Synthé grandiloquent et BPM accéléré sont au menu de cette troisième piste à l’énergie contagieuse.

L’intensité ne redescend donc absolument pas, ce qui n’était pas gagné en étant placé juste après les deux morceaux blockbusters de l’album.

Oh, et si vous vous demandez pourquoi la pochette mentionne comme titre Turn Out the Light et non pas « Turn Out The Night » comme répété au refrain, il s’agit tout simplement d’une typo qui n’a pas pu être corrigée à temps.

4. Vamos a Bailar de María Conchita Alonso

Changement d’ambiance avec une excursion en terres tropicales qui, sans vraiment faire tâche, ne fait pas vraiment mouche.

Un peu niais-niais, un peu forcé, disons que ce Vamos a Bailar est à la musique latine l’équivalent de ce qu’est l’accent d’Al Pacino à l’accent cubain.

Cette BO s’écoutant toutefois comme Scarface se regarde, rien n’interdit les bons jours de lui conférer un petit côté plaisir coupable.

5. Tony’s Theme

Inspirée par L’Air du froid de l’opéra Roi Arthur d’Enhry Purcell, cette instrumentale aux faux-airs de chants grégoriens agit comme une piqûre de rappel : crépusculaire et menaçante, à mille lieux du faste apparent de la vie de trafiquant, elle fait écho au destin tragique qui attend Tony.

Notez que l’orchestration du film diffère légèrement de celle du disque.

6. She’s on Fire d’Amy Holland

Retour d’Amy Holland, mais aussi du parolier Pate Bellotte qui est à la manœuvre sur Push It et Turn Out the Light.

La formule est inchangée, si ce n’est qu’est ici fait le portrait d’une fille « capable de jouer avec les cœurs des hommes comme avec les cœurs des enfants ».

De quoi donner envie de passer la nuit à danser avec Elvira, quand bien même cette dernière tirerait une gueule de six pieds de long.

7. Shake It Up d’Elizabeth Daily

Variation gentiment rock du son disco pop sur laquelle la voix éraillée d’Elizabeth Daily fait des merveilles.
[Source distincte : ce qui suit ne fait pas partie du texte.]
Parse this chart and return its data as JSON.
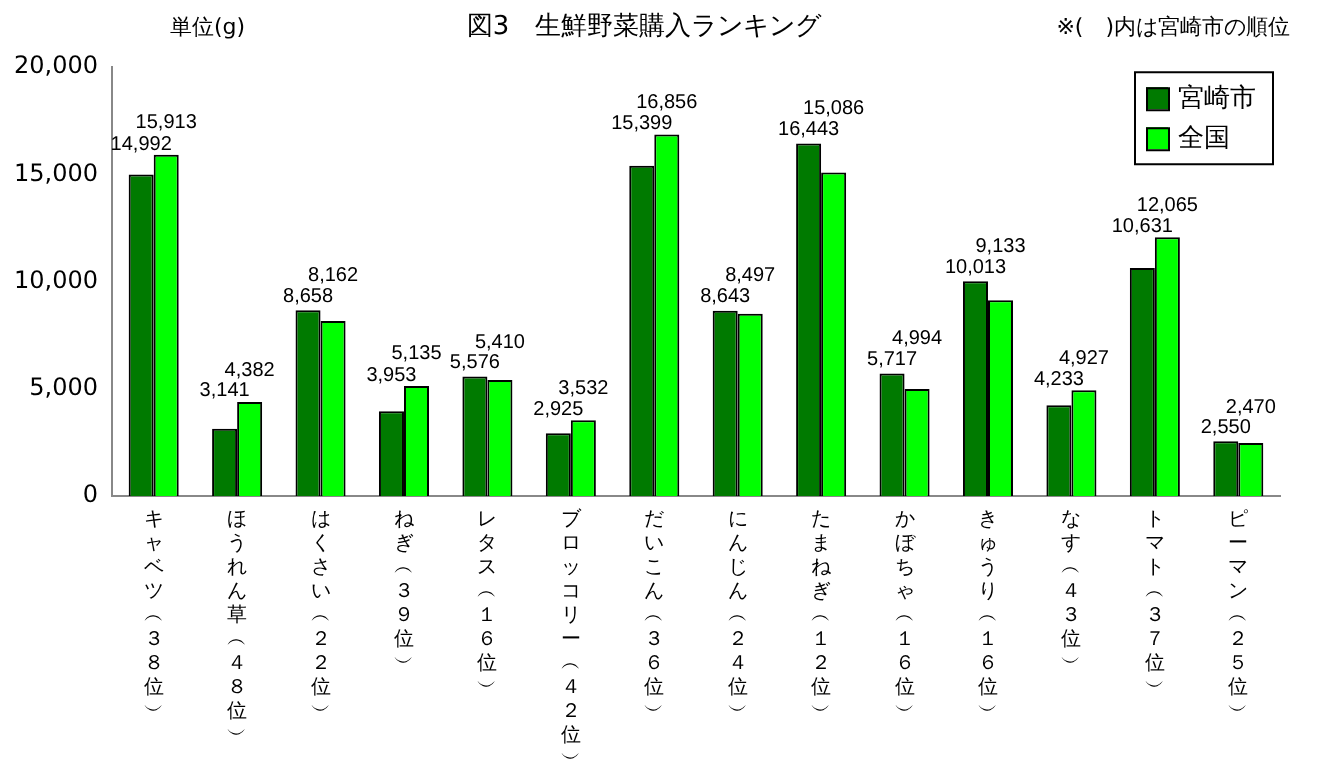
{
  "chart_data": {
    "type": "bar",
    "title": "図3　生鮮野菜購入ランキング",
    "annotations": [
      "単位(g)",
      "※(　)内は宮崎市の順位"
    ],
    "categories": [
      "キャベツ︵３８位︶",
      "ほうれん草︵４８位︶",
      "はくさい︵２２位︶",
      "ねぎ︵３９位︶",
      "レタス︵１６位︶",
      "ブロッコリー︵４２位︶",
      "だいこん︵３６位︶",
      "にんじん︵２４位︶",
      "たまねぎ︵１２位︶",
      "かぼちゃ︵１６位︶",
      "きゅうり︵１６位︶",
      "なす︵４３位︶",
      "トマト︵３７位︶",
      "ピーマン︵２５位︶"
    ],
    "series": [
      {
        "name": "宮崎市",
        "color": "#007a00",
        "values": [
          14992,
          3141,
          8658,
          3953,
          5576,
          2925,
          15399,
          8643,
          16443,
          5717,
          10013,
          4233,
          10631,
          2550
        ],
        "value_labels": [
          "14,992",
          "3,141",
          "8,658",
          "3,953",
          "5,576",
          "2,925",
          "15,399",
          "8,643",
          "16,443",
          "5,717",
          "10,013",
          "4,233",
          "10,631",
          "2,550"
        ]
      },
      {
        "name": "全国",
        "color": "#00ff00",
        "values": [
          15913,
          4382,
          8162,
          5135,
          5410,
          3532,
          16856,
          8497,
          15086,
          4994,
          9133,
          4927,
          12065,
          2470
        ],
        "value_labels": [
          "15,913",
          "4,382",
          "8,162",
          "5,135",
          "5,410",
          "3,532",
          "16,856",
          "8,497",
          "15,086",
          "4,994",
          "9,133",
          "4,927",
          "12,065",
          "2,470"
        ]
      }
    ],
    "ylim": [
      0,
      20000
    ],
    "yticks": [
      {
        "value": 0,
        "label": "0"
      },
      {
        "value": 5000,
        "label": "5,000"
      },
      {
        "value": 10000,
        "label": "10,000"
      },
      {
        "value": 15000,
        "label": "15,000"
      },
      {
        "value": 20000,
        "label": "20,000"
      }
    ],
    "grid": false,
    "legend": "top right"
  }
}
Nostalgiques des salles d’aérobic où les cours se prenaient en tenue Reebok/bandeau/legging fluo, ce morceau est fait pour rentrer en tête de votre playlist.

8. Dance Dance Dance de Beth Anderson

Une antépénultième piste dont les paroles sont réduites au minimum syndical, mais qui compense, vous l’aurez deviné, par du synthé à gogo et des riffs de guitare en pagaille.

Bien que très agréable, elle pâtit de la comparaison avec l’inédit Right Combination enregistré par cette même Beth Andersen qui pour le coup est lui un vrai bon gros tube.

9. I’m Hot Tonight d’Elizabeth Daily

Si à ce stade de la tracklist vous n’avez pas fait une overdose (de disco), vous pouvez vous laisser tenter par ce I’m Hot Tonight, qui, tant sur la forme que sur le fond, ne se distingue guère du lot.

Assez convenu, pour ne pas dire anecdotique.

10. Gina’s and Elvira’s Theme

Bien avant Jaime et Cersei Lannister, il y a eu Tony qui regardait sa sœur Gina avec les mêmes yeux qu’il regardait sa femme Elvira – raison pour laquelle les deux femmes partagent ce thème.

Inceste mis à part, cette instrumentale attrape-cœur imprime une douce mélancolie et conclut les débats sur une note apaisante.

[Notez qu’en 2006, la Fonky Family samplera plutôt habilement ses notes de piano sur Tout ce qu’on a.]

Verdict : cool comme les chemises à fleurs de Tony

Incroyablement kitch, parfois aux confins de la parodie, cette Scarface: Music from the Original Motion Picture Soundtrack ne se révèle pas moins particulièrement jouissive tant elle ne s’embarrasse d’aucune retenue.

C’est rapide, c’est efficace, ça s’écoute fort, et il faudrait être sacrément snob pour refuser de se laisser emporter par son dynamisme.

Mieux, le retour en grâce de Giorgio Moroder aidant (merci les Daft Punk, merci GTA), rien n’interdit désormais de l’apprécier aussi bien au premier qu’au second degré.

Aussi addictif que la blanche de Sosa.